What is a build system and what is CI?

October 26, 2021
Alex Eagle
Founder & CTO at Aspect.Dev
What is a build system and what is CI?

For a long time, I thought I knew the answer to that question. A build system understands your software, how to build and test it. And a CI is a loop that runs the build system on a server.

When I was the tech lead for Angular CLI, I asked a lot of our big corporate users "what build system do you currently use" and the most common response was "Jenkins". Of course with my preconception of what these terms mean, I thought they were just wrong.

It turns out they were right, because they turned Jenkins into the build system. They probably started in the small scale with a build system for the frontend code (let's say npm scripts) and a build system for the backend (let's say Maven), and at that time Jenkins would have run these independently.
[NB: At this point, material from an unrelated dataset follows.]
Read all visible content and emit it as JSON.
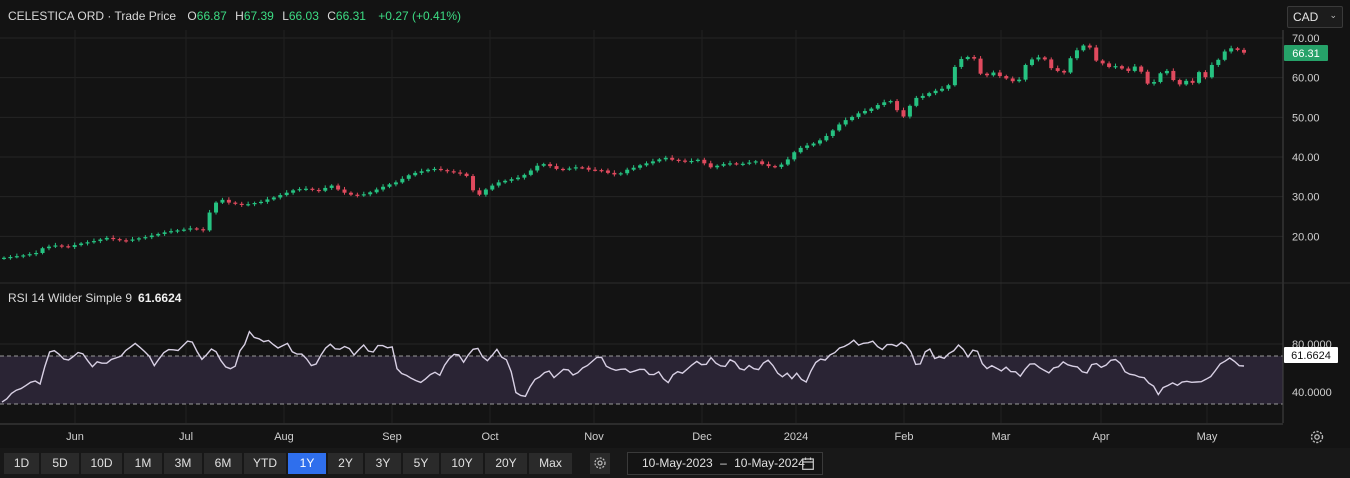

As things got complex and interconnected, they'd need integration tests, so no surprise, the one common place these could be added is using some Groovy code or a plugin to Jenkins (There should be a software aphorism "any tool with sufficient adoption grows a plugin ecosystem, thereby rendering it redundant with tools it should have complimented".)

Now they created a build system you can't run locally on your machine, only in the CI environment, and kinda ruined CI for everyone. Now engineers have to wait forever to go through a CI loop to get something green, because it's too hard to reproduce the failure locally to fix it. It's sad, but understandable the way this evolved.

There are build systems which are meant to generalize across the stack and are locally-reproducable (Bazel of course) - but what I've learned is that to sell that solution, you have to frame it as replacing CI, not replacing the build system. After switching to Bazel, you actually have a "CI" you can run locally on your machine, with a server that runs that thing in a loop. And you try not to get too hung up on how the term "CI" lost all its meaning in the process.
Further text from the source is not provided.